PublicationMacro economy

Eurozone inflation almost reached double digit numbers in September, but is likely to be peaking and should decline in the coming months. The ECB has stepped up the pace of rate hikes. We expect another 75bp hike in October, followed by a 50bp step in December.

This publication is part of the Global Monthly of October 2022

Eurozone inflation increased to a new record high in September, climbing to 9.9% yoy, up from 9.1% in August. Core inflation rose by 0.5 percentage points (pps) to 4.8%. The breakdown of the main components shows that energy and food price inflation increased the most between August and September (energy by 2.1pps to 40.7% and food by 1.2pps to 13.6%). The contribution of the two individual components to total inflation remained also the highest (4.3pps for energy and 2.3pps for food in September). Still, seasonally adjusted data from the ECB revealed that services price inflation staged its highest monthly increase (+0.9% mom in September) since the start of the series in 1996. This jump in services inflation was concentrated in transport services, which jumped higher due to the abolition of the temporary ultra-cheap public transportation tickets in Germany that were introduced in June and lasted until end-August. That said, services inflation is also being lifted by pass-through of past rises in food and energy price inflation into goods and services (e.g. transport by air is around 30% more expensive than a year ago, and by sea 11% higher; restaurants and hotels are about 8.5% more expensive). This pass-through of food and energy prices to industrial goods and services tends to be sluggish and will continue for a while after food and energy price inflation has peaked and starts falling. Nevertheless, the recent drop in food and energy commodity prices (including the drop in natural gas prices) should result in a noticeable decline in headline inflation in the coming months.

Besides the pass-through of high food and energy price inflation into core inflation, we do not expect a significant rise in longer-term underlying inflationary pressures, as the eurozone economy has moved into recession and labour market conditions should deteriorate towards the end of the year. Besides the hit to household disposable income and corporate profitability from high energy bills, the economy will be hit by tightening financial conditions and a slowdown in world trade on the back of aggressive central bank rate hikes. Looking ahead, we expect GDP to contract modestly in 2022Q3 and more sharply in 2022Q4 and 2023Q1.
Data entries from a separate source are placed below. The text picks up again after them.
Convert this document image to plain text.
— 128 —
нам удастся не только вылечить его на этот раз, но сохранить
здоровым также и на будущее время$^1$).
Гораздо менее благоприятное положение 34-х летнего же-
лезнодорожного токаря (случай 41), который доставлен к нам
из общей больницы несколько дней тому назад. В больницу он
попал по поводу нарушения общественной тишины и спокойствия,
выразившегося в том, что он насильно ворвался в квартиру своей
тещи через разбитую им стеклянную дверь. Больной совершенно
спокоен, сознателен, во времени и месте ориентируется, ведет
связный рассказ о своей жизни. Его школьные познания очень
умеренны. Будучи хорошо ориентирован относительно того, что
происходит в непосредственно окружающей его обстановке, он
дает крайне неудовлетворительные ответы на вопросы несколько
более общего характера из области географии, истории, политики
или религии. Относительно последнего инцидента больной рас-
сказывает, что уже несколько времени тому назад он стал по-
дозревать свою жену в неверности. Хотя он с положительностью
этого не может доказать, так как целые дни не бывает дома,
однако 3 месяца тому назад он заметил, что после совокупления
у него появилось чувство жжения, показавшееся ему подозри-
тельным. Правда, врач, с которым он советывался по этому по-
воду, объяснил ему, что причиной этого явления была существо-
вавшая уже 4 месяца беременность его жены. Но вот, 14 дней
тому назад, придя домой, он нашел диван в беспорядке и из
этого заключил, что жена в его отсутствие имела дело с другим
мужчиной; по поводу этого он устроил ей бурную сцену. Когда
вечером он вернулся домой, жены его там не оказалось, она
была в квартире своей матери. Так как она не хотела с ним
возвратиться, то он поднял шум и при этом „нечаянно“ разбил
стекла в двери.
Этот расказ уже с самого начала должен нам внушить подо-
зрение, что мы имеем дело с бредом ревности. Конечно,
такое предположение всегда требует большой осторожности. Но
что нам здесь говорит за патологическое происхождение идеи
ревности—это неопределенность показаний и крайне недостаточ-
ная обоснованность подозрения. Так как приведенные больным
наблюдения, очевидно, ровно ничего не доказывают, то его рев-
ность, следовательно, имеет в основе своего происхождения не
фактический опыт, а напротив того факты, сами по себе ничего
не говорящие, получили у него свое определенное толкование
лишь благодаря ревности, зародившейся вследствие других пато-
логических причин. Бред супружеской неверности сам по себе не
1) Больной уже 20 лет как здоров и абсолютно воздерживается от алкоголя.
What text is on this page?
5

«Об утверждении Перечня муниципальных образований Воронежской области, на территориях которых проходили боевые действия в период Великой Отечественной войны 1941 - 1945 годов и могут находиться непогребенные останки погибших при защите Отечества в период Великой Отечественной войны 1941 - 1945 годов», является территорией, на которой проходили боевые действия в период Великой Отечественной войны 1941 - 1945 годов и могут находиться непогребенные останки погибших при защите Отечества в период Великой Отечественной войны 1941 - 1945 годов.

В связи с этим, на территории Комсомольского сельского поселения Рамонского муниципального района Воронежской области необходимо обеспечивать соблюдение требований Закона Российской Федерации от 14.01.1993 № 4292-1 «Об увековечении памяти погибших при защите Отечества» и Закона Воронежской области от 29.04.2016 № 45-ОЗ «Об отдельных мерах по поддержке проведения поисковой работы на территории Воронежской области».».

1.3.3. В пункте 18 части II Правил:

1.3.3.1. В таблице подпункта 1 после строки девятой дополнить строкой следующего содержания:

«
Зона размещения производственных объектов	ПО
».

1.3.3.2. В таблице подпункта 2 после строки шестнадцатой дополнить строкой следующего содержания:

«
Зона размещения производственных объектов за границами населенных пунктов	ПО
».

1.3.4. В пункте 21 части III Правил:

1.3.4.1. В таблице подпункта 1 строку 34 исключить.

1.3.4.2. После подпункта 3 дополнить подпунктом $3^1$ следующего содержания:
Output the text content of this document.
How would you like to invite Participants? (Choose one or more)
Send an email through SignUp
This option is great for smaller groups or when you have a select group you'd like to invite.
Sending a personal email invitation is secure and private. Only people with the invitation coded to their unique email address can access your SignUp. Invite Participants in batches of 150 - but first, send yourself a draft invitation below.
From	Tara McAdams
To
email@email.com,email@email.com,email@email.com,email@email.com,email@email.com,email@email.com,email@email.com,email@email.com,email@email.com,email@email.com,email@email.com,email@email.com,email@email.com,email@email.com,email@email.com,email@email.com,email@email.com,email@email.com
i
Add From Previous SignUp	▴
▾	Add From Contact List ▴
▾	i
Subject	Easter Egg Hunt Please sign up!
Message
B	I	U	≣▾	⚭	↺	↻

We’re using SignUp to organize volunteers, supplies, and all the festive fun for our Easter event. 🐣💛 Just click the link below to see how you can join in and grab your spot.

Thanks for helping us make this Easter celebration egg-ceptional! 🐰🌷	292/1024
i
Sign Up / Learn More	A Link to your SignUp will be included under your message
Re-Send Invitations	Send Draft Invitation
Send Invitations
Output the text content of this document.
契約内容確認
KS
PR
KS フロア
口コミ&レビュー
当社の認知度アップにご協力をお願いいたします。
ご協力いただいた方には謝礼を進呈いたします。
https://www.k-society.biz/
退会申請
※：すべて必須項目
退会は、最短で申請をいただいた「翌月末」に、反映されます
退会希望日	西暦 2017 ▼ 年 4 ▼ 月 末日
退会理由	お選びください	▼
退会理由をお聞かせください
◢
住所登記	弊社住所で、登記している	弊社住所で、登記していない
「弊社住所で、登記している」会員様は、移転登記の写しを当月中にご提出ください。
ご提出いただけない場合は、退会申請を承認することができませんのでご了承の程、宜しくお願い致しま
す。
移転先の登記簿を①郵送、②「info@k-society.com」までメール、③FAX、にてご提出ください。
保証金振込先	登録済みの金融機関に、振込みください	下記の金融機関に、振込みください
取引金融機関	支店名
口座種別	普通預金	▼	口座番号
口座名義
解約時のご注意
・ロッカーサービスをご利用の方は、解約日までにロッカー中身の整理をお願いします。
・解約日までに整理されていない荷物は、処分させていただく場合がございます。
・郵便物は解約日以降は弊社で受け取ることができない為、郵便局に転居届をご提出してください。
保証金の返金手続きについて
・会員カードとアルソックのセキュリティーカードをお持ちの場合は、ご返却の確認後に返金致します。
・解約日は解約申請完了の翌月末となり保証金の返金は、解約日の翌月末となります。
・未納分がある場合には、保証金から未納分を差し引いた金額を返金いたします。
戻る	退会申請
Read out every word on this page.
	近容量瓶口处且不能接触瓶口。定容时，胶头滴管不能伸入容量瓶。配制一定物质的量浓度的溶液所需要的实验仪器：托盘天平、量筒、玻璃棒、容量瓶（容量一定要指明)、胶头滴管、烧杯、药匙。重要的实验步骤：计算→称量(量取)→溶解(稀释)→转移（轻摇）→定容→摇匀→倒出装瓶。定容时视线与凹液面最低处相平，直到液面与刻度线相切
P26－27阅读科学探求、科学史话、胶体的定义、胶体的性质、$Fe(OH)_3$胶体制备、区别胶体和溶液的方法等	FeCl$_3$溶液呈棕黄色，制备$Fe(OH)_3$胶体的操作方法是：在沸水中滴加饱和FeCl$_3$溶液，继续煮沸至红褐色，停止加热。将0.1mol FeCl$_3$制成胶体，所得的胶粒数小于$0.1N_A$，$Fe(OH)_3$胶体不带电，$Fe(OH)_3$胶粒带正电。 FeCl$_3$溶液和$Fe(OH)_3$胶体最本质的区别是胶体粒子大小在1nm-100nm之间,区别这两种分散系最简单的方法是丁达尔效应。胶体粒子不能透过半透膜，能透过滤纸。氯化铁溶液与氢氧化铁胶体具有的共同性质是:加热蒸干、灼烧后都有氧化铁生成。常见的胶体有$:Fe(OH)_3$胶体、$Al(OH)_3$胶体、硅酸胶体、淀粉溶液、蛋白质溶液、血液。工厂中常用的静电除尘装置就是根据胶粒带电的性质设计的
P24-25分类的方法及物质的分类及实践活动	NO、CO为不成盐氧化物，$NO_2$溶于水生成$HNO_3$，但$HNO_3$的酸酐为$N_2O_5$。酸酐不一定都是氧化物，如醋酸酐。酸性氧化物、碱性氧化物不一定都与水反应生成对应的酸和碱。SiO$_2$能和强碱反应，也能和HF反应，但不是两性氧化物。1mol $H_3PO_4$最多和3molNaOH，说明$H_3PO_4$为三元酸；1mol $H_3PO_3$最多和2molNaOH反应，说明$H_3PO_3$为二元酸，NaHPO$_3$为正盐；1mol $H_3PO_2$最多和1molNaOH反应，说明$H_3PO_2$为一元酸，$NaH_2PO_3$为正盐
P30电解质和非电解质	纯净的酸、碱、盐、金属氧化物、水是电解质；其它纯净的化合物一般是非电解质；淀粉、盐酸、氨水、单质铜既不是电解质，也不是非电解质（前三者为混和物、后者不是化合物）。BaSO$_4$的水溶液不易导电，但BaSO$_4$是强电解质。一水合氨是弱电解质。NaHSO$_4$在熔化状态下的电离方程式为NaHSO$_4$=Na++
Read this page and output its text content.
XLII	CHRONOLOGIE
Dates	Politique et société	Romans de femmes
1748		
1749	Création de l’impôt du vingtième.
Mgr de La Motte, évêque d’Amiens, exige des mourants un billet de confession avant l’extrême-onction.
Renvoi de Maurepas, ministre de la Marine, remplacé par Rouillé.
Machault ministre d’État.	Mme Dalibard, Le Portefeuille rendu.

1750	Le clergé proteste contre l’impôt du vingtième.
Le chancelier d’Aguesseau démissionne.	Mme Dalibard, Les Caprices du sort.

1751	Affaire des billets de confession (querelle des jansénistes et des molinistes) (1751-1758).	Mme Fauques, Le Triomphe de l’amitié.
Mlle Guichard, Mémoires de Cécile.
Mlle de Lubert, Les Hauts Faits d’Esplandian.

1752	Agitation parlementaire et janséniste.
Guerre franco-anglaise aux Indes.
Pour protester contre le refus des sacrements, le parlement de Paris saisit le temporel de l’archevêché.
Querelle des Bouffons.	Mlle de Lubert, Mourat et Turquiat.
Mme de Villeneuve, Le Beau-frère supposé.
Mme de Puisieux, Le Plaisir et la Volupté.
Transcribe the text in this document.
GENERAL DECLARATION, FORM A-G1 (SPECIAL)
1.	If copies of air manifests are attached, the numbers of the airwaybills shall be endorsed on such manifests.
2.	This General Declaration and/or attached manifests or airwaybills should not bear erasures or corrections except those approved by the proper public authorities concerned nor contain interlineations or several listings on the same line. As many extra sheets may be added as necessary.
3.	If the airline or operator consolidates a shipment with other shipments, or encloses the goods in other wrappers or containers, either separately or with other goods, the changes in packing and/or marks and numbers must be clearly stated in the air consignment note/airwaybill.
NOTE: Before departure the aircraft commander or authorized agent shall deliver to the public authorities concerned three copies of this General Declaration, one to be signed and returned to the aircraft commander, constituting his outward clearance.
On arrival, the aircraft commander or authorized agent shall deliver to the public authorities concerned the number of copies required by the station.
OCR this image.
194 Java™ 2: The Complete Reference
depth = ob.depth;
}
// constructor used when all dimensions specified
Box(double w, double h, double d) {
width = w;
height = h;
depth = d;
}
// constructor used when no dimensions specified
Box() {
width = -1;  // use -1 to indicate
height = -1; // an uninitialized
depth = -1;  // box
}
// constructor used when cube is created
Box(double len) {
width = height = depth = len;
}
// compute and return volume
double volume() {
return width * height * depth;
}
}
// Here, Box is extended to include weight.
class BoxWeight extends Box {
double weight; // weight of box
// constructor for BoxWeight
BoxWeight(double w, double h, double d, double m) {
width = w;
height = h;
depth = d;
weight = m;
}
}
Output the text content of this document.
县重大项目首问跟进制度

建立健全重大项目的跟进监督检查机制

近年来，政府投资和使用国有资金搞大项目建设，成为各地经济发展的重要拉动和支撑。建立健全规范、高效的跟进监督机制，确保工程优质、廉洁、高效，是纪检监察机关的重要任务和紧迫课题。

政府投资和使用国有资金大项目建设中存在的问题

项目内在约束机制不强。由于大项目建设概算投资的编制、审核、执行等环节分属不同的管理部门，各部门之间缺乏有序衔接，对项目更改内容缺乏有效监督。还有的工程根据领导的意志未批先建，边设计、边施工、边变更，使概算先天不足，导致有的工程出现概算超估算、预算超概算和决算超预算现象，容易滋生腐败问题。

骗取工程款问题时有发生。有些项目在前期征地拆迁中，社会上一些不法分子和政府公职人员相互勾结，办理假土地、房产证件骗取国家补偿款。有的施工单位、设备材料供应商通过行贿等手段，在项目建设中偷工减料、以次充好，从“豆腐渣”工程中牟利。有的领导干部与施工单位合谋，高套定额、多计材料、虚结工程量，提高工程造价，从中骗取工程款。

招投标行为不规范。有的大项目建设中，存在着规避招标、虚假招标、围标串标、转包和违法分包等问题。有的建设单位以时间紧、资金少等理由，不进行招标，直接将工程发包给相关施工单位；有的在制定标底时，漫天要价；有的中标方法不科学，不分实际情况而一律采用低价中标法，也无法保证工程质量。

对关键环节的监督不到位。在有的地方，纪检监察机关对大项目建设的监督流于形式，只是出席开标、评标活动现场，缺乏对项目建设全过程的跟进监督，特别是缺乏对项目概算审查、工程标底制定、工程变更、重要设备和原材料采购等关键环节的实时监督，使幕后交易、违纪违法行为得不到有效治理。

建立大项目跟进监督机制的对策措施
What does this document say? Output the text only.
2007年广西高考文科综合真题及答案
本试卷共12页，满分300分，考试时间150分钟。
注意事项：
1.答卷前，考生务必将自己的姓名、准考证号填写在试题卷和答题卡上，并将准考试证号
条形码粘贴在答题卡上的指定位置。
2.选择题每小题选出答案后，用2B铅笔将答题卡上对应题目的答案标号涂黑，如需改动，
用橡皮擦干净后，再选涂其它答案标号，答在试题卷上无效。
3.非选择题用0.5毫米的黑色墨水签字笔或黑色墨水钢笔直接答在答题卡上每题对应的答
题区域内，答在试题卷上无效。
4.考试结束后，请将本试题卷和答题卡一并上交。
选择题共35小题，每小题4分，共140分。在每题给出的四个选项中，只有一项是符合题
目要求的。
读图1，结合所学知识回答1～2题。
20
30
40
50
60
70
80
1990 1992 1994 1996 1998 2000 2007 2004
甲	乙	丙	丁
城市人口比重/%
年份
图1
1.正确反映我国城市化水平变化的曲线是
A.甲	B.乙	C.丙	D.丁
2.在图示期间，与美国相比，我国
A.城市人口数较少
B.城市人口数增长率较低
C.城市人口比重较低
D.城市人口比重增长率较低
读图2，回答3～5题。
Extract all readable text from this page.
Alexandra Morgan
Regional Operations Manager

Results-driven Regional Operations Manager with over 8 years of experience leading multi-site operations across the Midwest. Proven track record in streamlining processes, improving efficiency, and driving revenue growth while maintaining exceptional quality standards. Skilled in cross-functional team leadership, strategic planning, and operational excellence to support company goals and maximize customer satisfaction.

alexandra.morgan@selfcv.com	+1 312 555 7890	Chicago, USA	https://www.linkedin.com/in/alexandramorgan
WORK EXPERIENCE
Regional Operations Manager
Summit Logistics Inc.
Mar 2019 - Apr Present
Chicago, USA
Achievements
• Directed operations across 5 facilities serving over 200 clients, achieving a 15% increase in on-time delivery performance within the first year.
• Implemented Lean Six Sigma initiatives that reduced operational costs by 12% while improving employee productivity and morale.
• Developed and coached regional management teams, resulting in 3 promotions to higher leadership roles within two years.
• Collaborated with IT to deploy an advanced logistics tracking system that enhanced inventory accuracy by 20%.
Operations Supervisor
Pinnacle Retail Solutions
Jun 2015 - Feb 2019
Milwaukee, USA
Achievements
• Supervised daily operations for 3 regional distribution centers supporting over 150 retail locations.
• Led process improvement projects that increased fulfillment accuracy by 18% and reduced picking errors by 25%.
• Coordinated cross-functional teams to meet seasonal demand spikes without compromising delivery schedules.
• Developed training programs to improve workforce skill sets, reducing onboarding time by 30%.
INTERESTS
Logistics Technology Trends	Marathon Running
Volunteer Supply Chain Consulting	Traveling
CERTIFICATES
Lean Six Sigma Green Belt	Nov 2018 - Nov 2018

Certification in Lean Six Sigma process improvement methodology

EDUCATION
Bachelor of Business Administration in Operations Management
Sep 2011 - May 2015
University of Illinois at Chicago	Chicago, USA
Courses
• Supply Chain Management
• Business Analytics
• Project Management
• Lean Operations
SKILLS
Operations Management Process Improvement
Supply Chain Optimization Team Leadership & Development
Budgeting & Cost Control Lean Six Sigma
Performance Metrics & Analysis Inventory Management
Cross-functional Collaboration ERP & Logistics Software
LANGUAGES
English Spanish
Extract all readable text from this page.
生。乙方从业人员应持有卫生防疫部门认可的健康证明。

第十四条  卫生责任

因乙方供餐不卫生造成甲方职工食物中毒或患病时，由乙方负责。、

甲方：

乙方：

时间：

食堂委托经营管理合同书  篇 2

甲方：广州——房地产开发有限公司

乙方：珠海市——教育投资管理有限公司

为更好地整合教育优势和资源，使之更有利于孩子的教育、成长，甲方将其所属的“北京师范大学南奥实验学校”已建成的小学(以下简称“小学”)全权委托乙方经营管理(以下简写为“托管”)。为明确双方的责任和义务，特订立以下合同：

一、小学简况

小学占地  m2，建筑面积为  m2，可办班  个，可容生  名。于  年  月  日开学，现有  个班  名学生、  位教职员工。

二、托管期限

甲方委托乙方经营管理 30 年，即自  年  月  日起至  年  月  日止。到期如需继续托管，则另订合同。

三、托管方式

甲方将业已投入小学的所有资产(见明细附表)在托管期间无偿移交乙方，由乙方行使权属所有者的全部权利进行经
The ECB raised its key policy rates by 75bp at its September meeting. We expect another 75bp hike in October, which is already fully priced in by financial markets. Subsequently, we expect a 50bp step in December. The policy rate then settles at 2% through 2023, as the economic slowdown and decline in inflation should convince the central bank that rates can stay on hold after the aggressive hikes of 2022. However, based on communication by ECB officials, the risks look skewed towards some further modest rate hikes in the first months of next year.